Presidente de Bolivia admitió que aún hoy es discriminado en su país
Morales recibió en la víspera, de manos del intendente de Montevideo, Ricardo Ehrlich, las llaves de la ciudad. Luego hizo uso de la palabra en el Salón Azul de la comuna capitalina, en el marco de un acto de bienvenida organizado por la Comisión Nacional de Organizaciones Sociales del Uruguay (Conosur).
El presidente boliviano, quien se refirió a la discriminación que sufre la población autóctona de su país, y abogó por la integración latinoamericana, recibió la calurosa acogida de cerca de medio millar de personas que colmaron las instalaciones del salón.
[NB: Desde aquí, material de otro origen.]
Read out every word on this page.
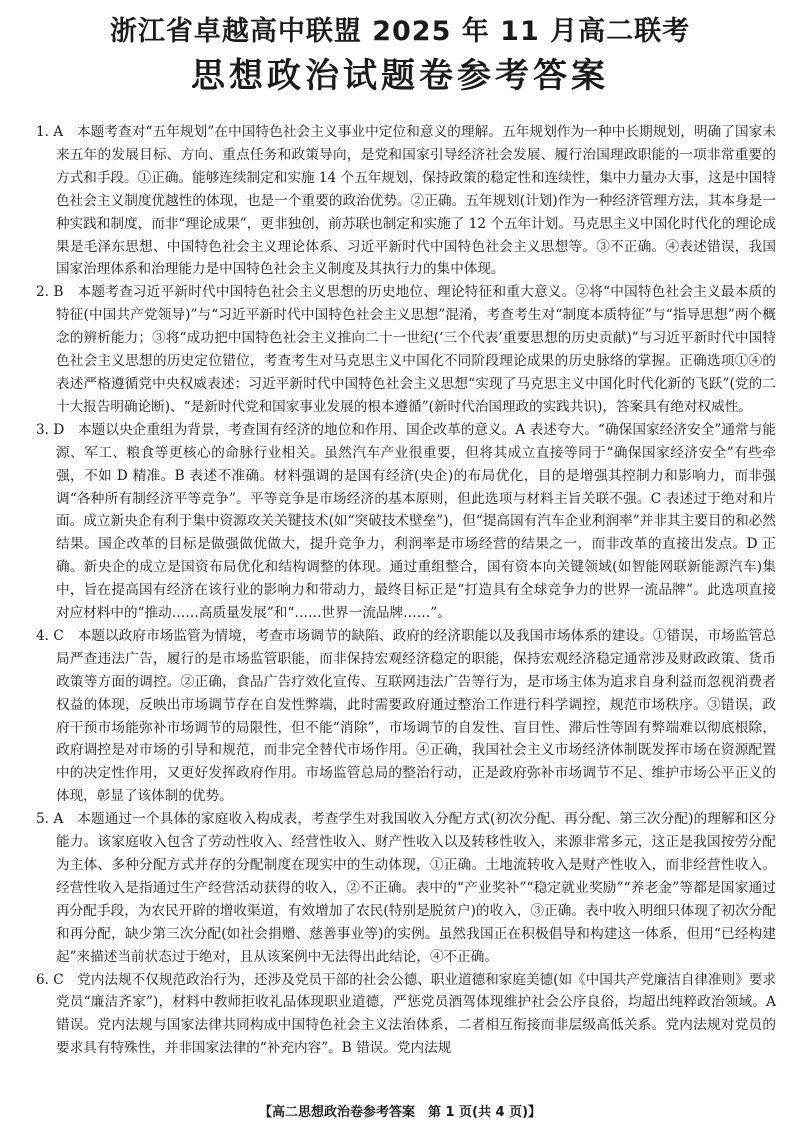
浙江省卓越高中联盟 2025 年 11 月高二联考
思想政治试题卷参考答案

1. A　本题考查对“五年规划”在中国特色社会主义事业中定位和意义的理解。五年规划作为一种中长期规划，明确了国家未来五年的发展目标、方向、重点任务和政策导向，是党和国家引导经济社会发展、履行治国理政职能的一项非常重要的方式和手段。①正确。能够连续制定和实施 14 个五年规划，保持政策的稳定性和连续性，集中力量办大事，这是中国特色社会主义制度优越性的体现，也是一个重要的政治优势。②正确。五年规划(计划)作为一种经济管理方法，其本身是一种实践和制度，而非“理论成果”，更非独创，前苏联也制定和实施了 12 个五年计划。马克思主义中国化时代化的理论成果是毛泽东思想、中国特色社会主义理论体系、习近平新时代中国特色社会主义思想等。③不正确。④表述错误，我国国家治理体系和治理能力是中国特色社会主义制度及其执行力的集中体现。

2. B　本题考查习近平新时代中国特色社会主义思想的历史地位、理论特征和重大意义。②将“中国特色社会主义最本质的特征(中国共产党领导)”与“习近平新时代中国特色社会主义思想”混淆，考查考生对“制度本质特征”与“指导思想”两个概念的辨析能力；③将“成功把中国特色社会主义推向二十一世纪(‘三个代表’重要思想的历史贡献)”与习近平新时代中国特色社会主义思想的历史定位错位，考查考生对马克思主义中国化不同阶段理论成果的历史脉络的掌握。正确选项①④的表述严格遵循党中央权威表述：习近平新时代中国特色社会主义思想“实现了马克思主义中国化时代化新的飞跃”(党的二十大报告明确论断)、“是新时代党和国家事业发展的根本遵循”(新时代治国理政的实践共识)，答案具有绝对权威性。

3. D　本题以央企重组为背景，考查国有经济的地位和作用、国企改革的意义。A 表述夸大。“确保国家经济安全”通常与能源、军工、粮食等更核心的命脉行业相关。虽然汽车产业很重要，但将其成立直接等同于“确保国家经济安全”有些牵强，不如 D 精准。B 表述不准确。材料强调的是国有经济(央企)的布局优化，目的是增强其控制力和影响力，而非强调“各种所有制经济平等竞争”。平等竞争是市场经济的基本原则，但此选项与材料主旨关联不强。C 表述过于绝对和片面。成立新央企有利于集中资源攻关关键技术(如“突破技术壁垒”)，但“提高国有汽车企业利润率”并非其主要目的和必然结果。国企改革的目标是做强做优做大，提升竞争力，利润率是市场经营的结果之一，而非改革的直接出发点。D 正确。新央企的成立是国资布局优化和结构调整的体现。通过重组整合，国有资本向关键领域(如智能网联新能源汽车)集中，旨在提高国有经济在该行业的影响力和带动力，最终目标正是“打造具有全球竞争力的世界一流品牌”。此选项直接对应材料中的“推动……高质量发展”和“……世界一流品牌……”。

4. C　本题以政府市场监管为情境，考查市场调节的缺陷、政府的经济职能以及我国市场体系的建设。①错误，市场监管总局严查违法广告，履行的是市场监管职能，而非保持宏观经济稳定的职能，保持宏观经济稳定通常涉及财政政策、货币政策等方面的调控。②正确，食品广告疗效化宣传、互联网违法广告等行为，是市场主体为追求自身利益而忽视消费者权益的体现，反映出市场调节存在自发性弊端，此时需要政府通过整治工作进行科学调控，规范市场秩序。③错误，政府干预市场能弥补市场调节的局限性，但不能“消除”，市场调节的自发性、盲目性、滞后性等固有弊端难以彻底根除，政府调控是对市场的引导和规范，而非完全替代市场作用。④正确，我国社会主义市场经济体制既发挥市场在资源配置中的决定性作用，又更好发挥政府作用。市场监管总局的整治行动，正是政府弥补市场调节不足、维护市场公平正义的体现，彰显了该体制的优势。

5. A　本题通过一个具体的家庭收入构成表，考查学生对我国收入分配方式(初次分配、再分配、第三次分配)的理解和区分能力。该家庭收入包含了劳动性收入、经营性收入、财产性收入以及转移性收入，来源非常多元，这正是我国按劳分配为主体、多种分配方式并存的分配制度在现实中的生动体现，①正确。土地流转收入是财产性收入，而非经营性收入。经营性收入是指通过生产经营活动获得的收入，②不正确。表中的“产业奖补”“稳定就业奖励”“养老金”等都是国家通过再分配手段，为农民开辟的增收渠道，有效增加了农民(特别是脱贫户)的收入，③正确。表中收入明细只体现了初次分配和再分配，缺少第三次分配(如社会捐赠、慈善事业等)的实例。虽然我国正在积极倡导和构建这一体系，但用“已经构建起”来描述当前状态过于绝对，且从该案例中无法得出此结论，④不正确。

6. C　党内法规不仅规范政治行为，还涉及党员干部的社会公德、职业道德和家庭美德(如《中国共产党廉洁自律准则》要求党员“廉洁齐家”)，材料中教师拒收礼品体现职业道德，严惩党员酒驾体现维护社会公序良俗，均超出纯粹政治领域。A 错误。党内法规与国家法律共同构成中国特色社会主义法治体系，二者相互衔接而非层级高低关系。党内法规对党员的要求具有特殊性，并非国家法律的“补充内容”。B 错误。党内法规

【高二思想政治卷参考答案　第 1 页(共 4 页)】
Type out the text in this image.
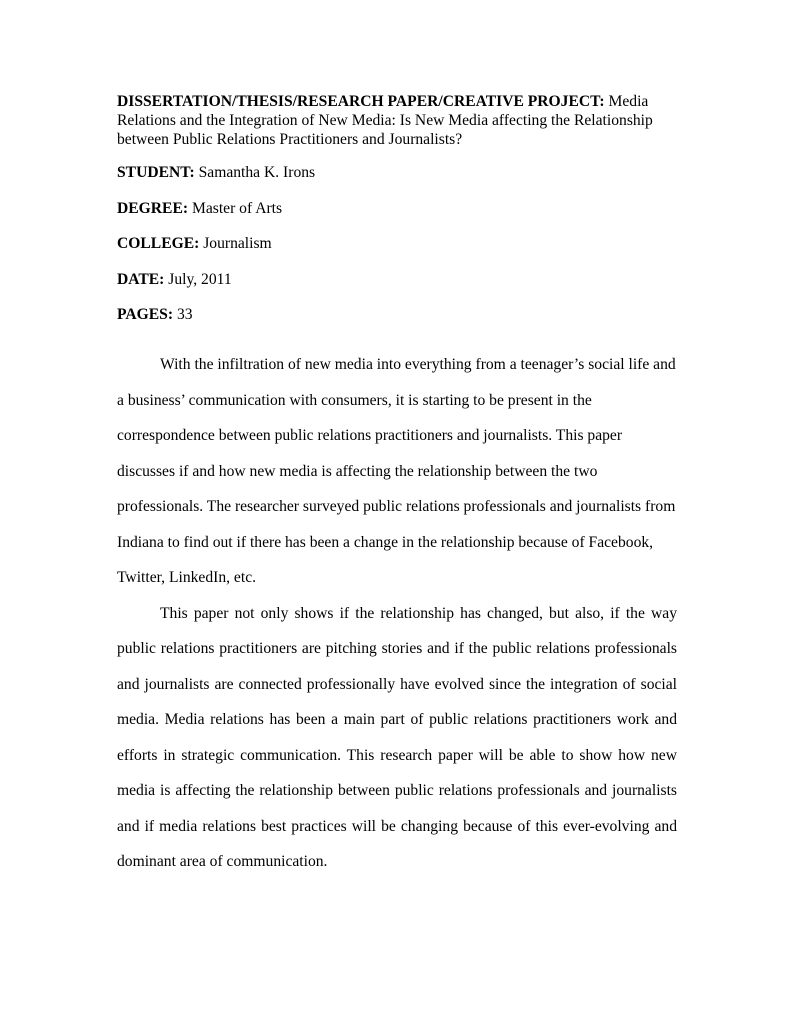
DISSERTATION/THESIS/RESEARCH PAPER/CREATIVE PROJECT: Media Relations and the Integration of New Media: Is New Media affecting the Relationship between Public Relations Practitioners and Journalists?

STUDENT: Samantha K. Irons

DEGREE: Master of Arts

COLLEGE: Journalism

DATE: July, 2011

PAGES: 33

With the infiltration of new media into everything from a teenager’s social life and a business’ communication with consumers, it is starting to be present in the correspondence between public relations practitioners and journalists. This paper discusses if and how new media is affecting the relationship between the two professionals. The researcher surveyed public relations professionals and journalists from Indiana to find out if there has been a change in the relationship because of Facebook, Twitter, LinkedIn, etc.

This paper not only shows if the relationship has changed, but also, if the way public relations practitioners are pitching stories and if the public relations professionals and journalists are connected professionally have evolved since the integration of social media. Media relations has been a main part of public relations practitioners work and efforts in strategic communication. This research paper will be able to show how new media is affecting the relationship between public relations professionals and journalists and if media relations best practices will be changing because of this ever-evolving and dominant area of communication.
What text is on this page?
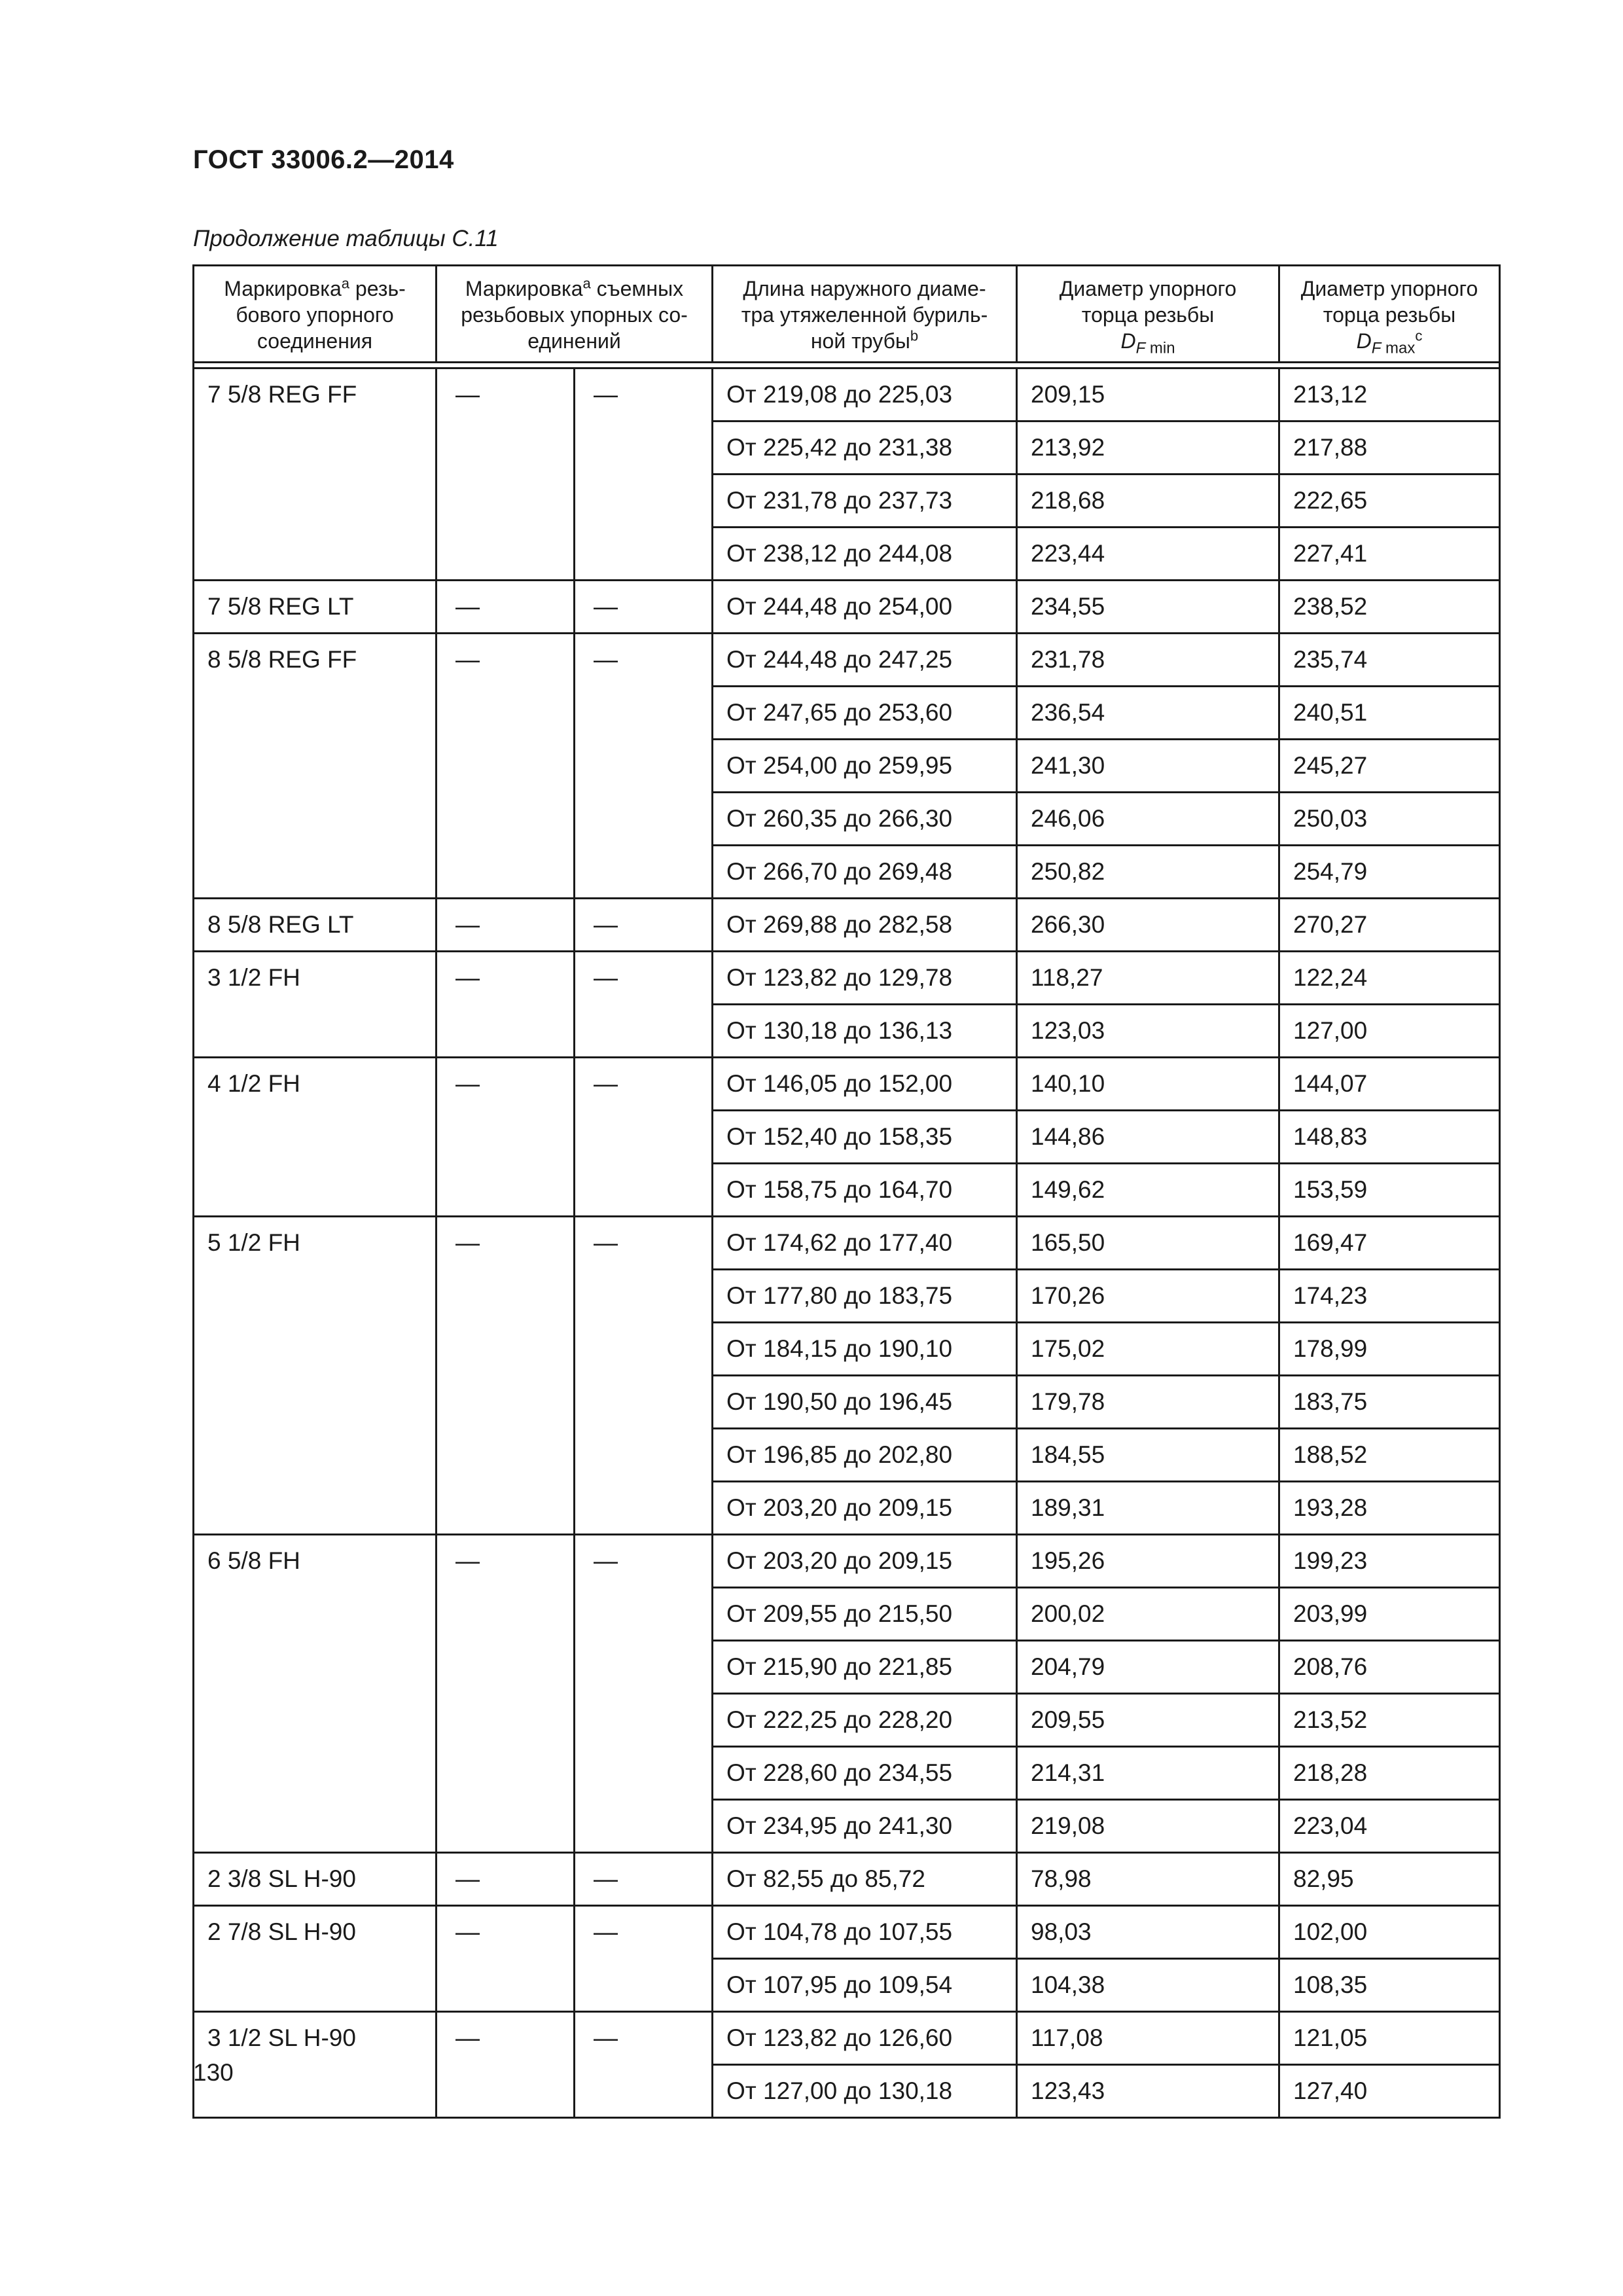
ГОСТ 33006.2—2014

Продолжение таблицы С.11

Маркировка$^a$ резь-
бового упорного
соединения	Маркировка$^a$ съемных
резьбовых упорных со-
единений		Длина наружного диаме-
тра утяжеленной буриль-
ной трубы$^b$	Диаметр упорного
торца резьбы
$D_{F min}$	Диаметр упорного
торца резьбы
$D_{F max}^c$

7 5/8 REG FF	—	—	От 219,08 до 225,03	209,15	213,12
			От 225,42 до 231,38	213,92	217,88
			От 231,78 до 237,73	218,68	222,65
			От 238,12 до 244,08	223,44	227,41
7 5/8 REG LT	—	—	От 244,48 до 254,00	234,55	238,52
8 5/8 REG FF	—	—	От 244,48 до 247,25	231,78	235,74
			От 247,65 до 253,60	236,54	240,51
			От 254,00 до 259,95	241,30	245,27
			От 260,35 до 266,30	246,06	250,03
			От 266,70 до 269,48	250,82	254,79
8 5/8 REG LT	—	—	От 269,88 до 282,58	266,30	270,27
3 1/2 FH	—	—	От 123,82 до 129,78	118,27	122,24
			От 130,18 до 136,13	123,03	127,00
4 1/2 FH	—	—	От 146,05 до 152,00	140,10	144,07
			От 152,40 до 158,35	144,86	148,83
			От 158,75 до 164,70	149,62	153,59
5 1/2 FH	—	—	От 174,62 до 177,40	165,50	169,47
			От 177,80 до 183,75	170,26	174,23
			От 184,15 до 190,10	175,02	178,99
			От 190,50 до 196,45	179,78	183,75
			От 196,85 до 202,80	184,55	188,52
			От 203,20 до 209,15	189,31	193,28
6 5/8 FH	—	—	От 203,20 до 209,15	195,26	199,23
			От 209,55 до 215,50	200,02	203,99
			От 215,90 до 221,85	204,79	208,76
			От 222,25 до 228,20	209,55	213,52
			От 228,60 до 234,55	214,31	218,28
			От 234,95 до 241,30	219,08	223,04
2 3/8 SL H-90	—	—	От 82,55 до 85,72	78,98	82,95
2 7/8 SL H-90	—	—	От 104,78 до 107,55	98,03	102,00
			От 107,95 до 109,54	104,38	108,35
3 1/2 SL H-90	—	—	От 123,82 до 126,60	117,08	121,05
			От 127,00 до 130,18	123,43	127,40

130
Durante el acto, fue varias veces ovacionado.
Sin embargo, se produjo un hecho insólito al ser interrumpido en su alocución por parte del maestro de ceremonias para anunciar que los niños de la escuela República de Bolivia le entregarían un presente (ver nota aparte).
Pero Morales no se mostró sorprendido con que se cortara su discurso. Recordó que su pasado está en «las luchas sociales, sindicales indígenas y campesinas, y en los movimientos populares de Bolivia, sectores históricamente abandonados».
Señaló que a casi diez años de la creación de un instrumento político de «liberación» su país se encuentra hoy en una etapa de «profundas transformaciones democráticas y pacíficas» con la creación de una Asamblea Constituyente, cuyo fin es «refundar Bolivia», para dejar atrás una historia de «discriminación, marginación y saqueo de los recursos naturales».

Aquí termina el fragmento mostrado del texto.